先月、『明るい公務員講座』の続編『明るい公務員講座 仕事の達人編』を出版しました。こちらも、ご利用ください。

日経新聞夕刊コラム第13回

日経新聞夕刊コラム第13回「帽子」が載りました。前回に引き続き、私生活についてです。
服装は、かっこよい先輩たちを見て、学びました。父親は、勤め人でなかったので。ネクタイの締め方から始めました。
もっとも、私のセンスは悪いらしく、若いときはキョーコさんに叱られてばかりいました。その後は、キョーコさんの指導に従っています。ネクタイの例

スーツでなく上下そろいでない服は、国会議員からもしばしば「どうしたの」と尋ねられました。「いや~、上下そろいで買うお金がなくて」と笑っておきました。今日も、春らしく、明るい上着にしました。
帽子は、若いときから時にかぶっていたのですが、40歳過ぎから毎日かぶるようになりました。「夏は直射日光を避け、冬は寒いので」というのが、聞かれたときの答えです。「ボルサリーノ

紺のスーツは勤め人の基本形です。新人のうちは「とりあえず」紺のスーツが無難です。しかし、いつまでも「考えない」はこまります。「とりあえず紺のスーツ」は、飲み会の際の「とりあえずビール」と同じですね。まあ、趣味と言えばそれまでですが。
第9回の「仕事人間の反省」で、スーツとパジャマとスポーツウエアだけで過ごす勤め人を批判しました。その点にもつながります。制服は、思考停止になります。

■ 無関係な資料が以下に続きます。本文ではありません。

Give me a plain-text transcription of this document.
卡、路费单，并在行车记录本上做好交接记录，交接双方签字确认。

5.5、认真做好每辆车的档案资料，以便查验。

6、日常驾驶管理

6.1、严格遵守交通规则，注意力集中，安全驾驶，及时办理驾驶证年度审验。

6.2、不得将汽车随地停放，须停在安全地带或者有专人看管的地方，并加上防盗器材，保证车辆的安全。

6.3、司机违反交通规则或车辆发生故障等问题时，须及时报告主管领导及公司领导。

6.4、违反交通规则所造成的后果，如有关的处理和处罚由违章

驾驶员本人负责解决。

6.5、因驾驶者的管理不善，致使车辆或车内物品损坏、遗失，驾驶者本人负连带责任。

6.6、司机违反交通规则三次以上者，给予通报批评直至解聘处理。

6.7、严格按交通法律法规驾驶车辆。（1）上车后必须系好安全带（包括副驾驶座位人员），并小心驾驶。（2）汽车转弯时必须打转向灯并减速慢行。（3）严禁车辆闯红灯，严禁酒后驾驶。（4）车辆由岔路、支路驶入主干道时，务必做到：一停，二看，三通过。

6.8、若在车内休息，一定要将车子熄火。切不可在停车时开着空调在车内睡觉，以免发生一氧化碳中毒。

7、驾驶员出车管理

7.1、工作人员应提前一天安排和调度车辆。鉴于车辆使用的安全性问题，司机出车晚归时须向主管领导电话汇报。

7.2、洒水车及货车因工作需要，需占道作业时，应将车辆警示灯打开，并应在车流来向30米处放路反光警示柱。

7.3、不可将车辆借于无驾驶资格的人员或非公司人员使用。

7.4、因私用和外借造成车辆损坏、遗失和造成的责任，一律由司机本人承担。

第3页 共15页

ところで、東京では公立の小学校の、高価な制服が話題になっています。生徒に立派な制服を着せるのですから、教職員はお手本となるように、もっと立派な服装あるいは制服を着ておられるのでしょうか。
教育現場に詳しい人に、一般的な学校の先生の服装について、聞きました。
「例えば、スーツに白い運動靴。校内での上履きは運動靴の先生も多いです。子どもたちと一緒に動く関係上 仕方がない面もあるのかもしれませんが。
体育の時間でもないのに、ジャージで一日過ごす先生なども おられます」とのこと。

早いもので、この連載も、もう13回。3か月が過ぎ、折り返しです。